Applications and Tools, Art and Exploration, Second Life, Visualization in 3D

The Power of -In: Second Life’s Dynamic Web Interface

When it comes to whether business will adopt Second Life instead of, say, Protosphere or Forterra’s OLIVE, we can talk feature sets and look at nice shiny corporate builds all day, but as I proposed yesterday, the advantage that Linden Lab has over all of the competition isn’t what THEY can do, but rather what content creators can accomplish. The challenge, I proposed, is whether the Lab can engage, support and build an ecosystem of developers who collectively will be able to build a marketplace of ideas, applications, content, and services. Whether the Lab can pull this off is partly dependent on how well they address policy issues such as content protection and seller registries, and partly on whether the tools they launch both work, and allow the kind of creative exploration that leads to game changers.

One of the game changers will be the MediaAPI. But there are others that have already hit the Grid, including HTTP-IN, something that I think is an overlooked improvement other than as, perhaps, a faster way for things like vendors to operate. The lack of static IP addresses is also an issue, but I’m not a coder and I understand you can work around it.

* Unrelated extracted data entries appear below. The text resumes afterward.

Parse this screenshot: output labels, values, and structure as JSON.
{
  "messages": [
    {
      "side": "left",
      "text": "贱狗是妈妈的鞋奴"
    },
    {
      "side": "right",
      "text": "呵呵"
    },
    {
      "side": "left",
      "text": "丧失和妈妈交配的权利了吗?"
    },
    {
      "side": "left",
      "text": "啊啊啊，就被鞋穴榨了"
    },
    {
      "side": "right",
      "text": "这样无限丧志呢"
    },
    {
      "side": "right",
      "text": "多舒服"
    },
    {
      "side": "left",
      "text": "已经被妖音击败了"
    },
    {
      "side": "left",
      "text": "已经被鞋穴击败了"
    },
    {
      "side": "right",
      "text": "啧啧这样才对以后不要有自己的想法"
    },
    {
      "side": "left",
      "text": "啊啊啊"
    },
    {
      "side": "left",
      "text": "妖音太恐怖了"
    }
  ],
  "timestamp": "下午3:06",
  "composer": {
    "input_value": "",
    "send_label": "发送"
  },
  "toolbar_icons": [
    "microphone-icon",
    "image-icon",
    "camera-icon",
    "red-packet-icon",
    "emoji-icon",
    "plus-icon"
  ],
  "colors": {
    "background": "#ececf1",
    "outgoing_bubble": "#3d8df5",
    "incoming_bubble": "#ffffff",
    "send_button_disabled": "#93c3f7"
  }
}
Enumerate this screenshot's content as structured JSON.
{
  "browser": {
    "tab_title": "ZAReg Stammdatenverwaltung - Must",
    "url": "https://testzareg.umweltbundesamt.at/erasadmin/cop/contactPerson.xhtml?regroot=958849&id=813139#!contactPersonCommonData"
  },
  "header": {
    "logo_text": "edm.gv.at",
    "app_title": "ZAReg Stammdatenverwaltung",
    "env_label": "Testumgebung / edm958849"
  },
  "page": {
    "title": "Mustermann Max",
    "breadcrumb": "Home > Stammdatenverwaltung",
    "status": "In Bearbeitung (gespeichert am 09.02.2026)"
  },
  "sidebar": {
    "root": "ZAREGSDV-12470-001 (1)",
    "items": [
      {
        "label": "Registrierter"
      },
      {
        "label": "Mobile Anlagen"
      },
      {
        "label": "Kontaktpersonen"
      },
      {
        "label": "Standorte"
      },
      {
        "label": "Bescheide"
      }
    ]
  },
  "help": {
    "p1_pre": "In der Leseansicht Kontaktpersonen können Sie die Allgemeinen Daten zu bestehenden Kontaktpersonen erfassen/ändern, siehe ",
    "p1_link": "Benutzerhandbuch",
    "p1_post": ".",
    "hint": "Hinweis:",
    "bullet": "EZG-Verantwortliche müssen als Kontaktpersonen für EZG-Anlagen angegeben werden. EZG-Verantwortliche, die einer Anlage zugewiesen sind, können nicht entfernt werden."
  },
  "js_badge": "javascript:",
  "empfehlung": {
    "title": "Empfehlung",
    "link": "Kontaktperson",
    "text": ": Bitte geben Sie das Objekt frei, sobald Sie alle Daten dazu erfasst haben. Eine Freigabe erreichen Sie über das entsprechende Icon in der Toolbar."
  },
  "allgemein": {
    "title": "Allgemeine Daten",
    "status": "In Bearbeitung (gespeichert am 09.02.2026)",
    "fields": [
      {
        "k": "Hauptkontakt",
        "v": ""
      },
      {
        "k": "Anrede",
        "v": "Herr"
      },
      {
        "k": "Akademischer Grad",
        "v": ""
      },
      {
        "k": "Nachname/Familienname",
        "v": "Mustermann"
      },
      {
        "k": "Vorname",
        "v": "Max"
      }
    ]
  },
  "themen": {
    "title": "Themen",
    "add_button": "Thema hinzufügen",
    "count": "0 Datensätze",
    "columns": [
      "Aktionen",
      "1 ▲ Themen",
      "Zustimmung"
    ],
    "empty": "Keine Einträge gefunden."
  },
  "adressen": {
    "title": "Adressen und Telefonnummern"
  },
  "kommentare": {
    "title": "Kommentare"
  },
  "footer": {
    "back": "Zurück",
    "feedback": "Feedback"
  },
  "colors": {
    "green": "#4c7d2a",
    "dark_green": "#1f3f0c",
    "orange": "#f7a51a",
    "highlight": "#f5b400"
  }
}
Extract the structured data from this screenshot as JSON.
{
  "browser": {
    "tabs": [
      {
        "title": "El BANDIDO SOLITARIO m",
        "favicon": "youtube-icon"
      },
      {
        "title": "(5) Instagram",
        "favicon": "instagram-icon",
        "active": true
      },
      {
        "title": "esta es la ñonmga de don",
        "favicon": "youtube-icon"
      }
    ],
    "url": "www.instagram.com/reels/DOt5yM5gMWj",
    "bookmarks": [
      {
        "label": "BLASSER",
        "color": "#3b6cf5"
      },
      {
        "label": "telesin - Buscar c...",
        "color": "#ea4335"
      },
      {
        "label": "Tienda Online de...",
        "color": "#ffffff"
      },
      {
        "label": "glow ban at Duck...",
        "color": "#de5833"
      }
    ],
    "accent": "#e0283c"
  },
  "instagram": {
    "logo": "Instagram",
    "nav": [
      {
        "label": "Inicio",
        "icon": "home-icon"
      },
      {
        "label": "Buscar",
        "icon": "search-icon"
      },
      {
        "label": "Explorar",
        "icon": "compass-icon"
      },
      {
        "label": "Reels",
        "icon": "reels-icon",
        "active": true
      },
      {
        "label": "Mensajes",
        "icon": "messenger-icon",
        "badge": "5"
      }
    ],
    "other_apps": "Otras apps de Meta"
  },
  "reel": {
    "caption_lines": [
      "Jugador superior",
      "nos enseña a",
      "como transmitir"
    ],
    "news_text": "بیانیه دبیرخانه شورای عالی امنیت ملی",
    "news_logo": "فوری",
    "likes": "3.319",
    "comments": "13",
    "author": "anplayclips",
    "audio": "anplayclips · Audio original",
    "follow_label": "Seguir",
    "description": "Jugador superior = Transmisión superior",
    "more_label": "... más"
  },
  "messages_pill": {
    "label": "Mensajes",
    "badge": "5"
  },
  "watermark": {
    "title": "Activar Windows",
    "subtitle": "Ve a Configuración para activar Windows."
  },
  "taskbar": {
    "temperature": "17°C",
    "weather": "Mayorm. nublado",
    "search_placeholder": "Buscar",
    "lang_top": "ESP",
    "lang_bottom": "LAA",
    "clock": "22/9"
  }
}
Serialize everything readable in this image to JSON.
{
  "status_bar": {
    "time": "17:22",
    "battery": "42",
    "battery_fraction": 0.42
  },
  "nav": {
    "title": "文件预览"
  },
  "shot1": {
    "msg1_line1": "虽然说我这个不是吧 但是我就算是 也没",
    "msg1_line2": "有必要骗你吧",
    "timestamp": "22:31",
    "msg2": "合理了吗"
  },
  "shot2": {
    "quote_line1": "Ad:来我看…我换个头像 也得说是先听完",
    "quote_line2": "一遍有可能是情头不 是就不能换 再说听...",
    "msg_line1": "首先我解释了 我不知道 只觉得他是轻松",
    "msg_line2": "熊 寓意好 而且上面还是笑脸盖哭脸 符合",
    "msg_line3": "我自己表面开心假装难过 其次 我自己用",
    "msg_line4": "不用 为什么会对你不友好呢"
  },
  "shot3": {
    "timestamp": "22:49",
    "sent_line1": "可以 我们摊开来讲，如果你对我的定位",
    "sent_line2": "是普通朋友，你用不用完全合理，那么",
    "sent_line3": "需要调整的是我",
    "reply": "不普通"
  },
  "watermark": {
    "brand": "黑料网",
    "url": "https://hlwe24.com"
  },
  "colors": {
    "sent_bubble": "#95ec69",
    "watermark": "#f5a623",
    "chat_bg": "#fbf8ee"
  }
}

HTTP-IN allows Web sites to communicate with in-world prims and speeds up the protocols and increases the capacity from previous ways of accomplishing Web-to-world communication. When combined with the forthcoming MediaAPI, HTTP-IN will provide some pretty mind-boggling opportunities for data visualization and transmedia content, including the dynamic transport of data from Web to world and back again. I imaging a day when a build in Second Life will display content from Web pages with which we can directly interact. Let’s say you update a sales spread sheet in world, in real time, with your entire sales team present. As you update the spread sheet, the data is communicated out to a Web site which keeps track of and displays the data, while at the same time the data communicates with in-world prims to create a living landscape of moving, shifting prims that truly let you “walk through the data”.

The whole thing reminds me of Keystone’s work on reflective architecture, which was one of my early and more profound discoveries in Second Life.

Now, Hamlet at New World Notes brings us an example of how HTTP-IN was used by OpenSource Obscure to create a dynamic building in Second Life whose composition is controlled by Web-side inputs:

“The HTML part is quite trivial: the user makes her choices in the webpage, and a form transmits those values to a LSL scripted object in Second Life by using the recent HTTP-in functions. This scripted object works like a main controller. After it receives the values from the webpage, it elaborates them and sends appropriate commands to Chromutate structures, components and sub-controllers. Those are scripted objects too, and will change prim properties or rez stuff according to the commands.”

To me, this isn’t eye candy. This is a sneak peek into the future, one in which projects like Reflective Architecture and Chromutate will be extended, with the inclusion of the MediaAPI, to include not only prims that change based on user inputs from either in-world or the Web – those same prims will soon DISPLAY content…a Web site, an input form, a video, a piece of Flash, with the ability to interact directly with the content, creating a loop of input and change that’s one step closer to being able to truly walk through the Web.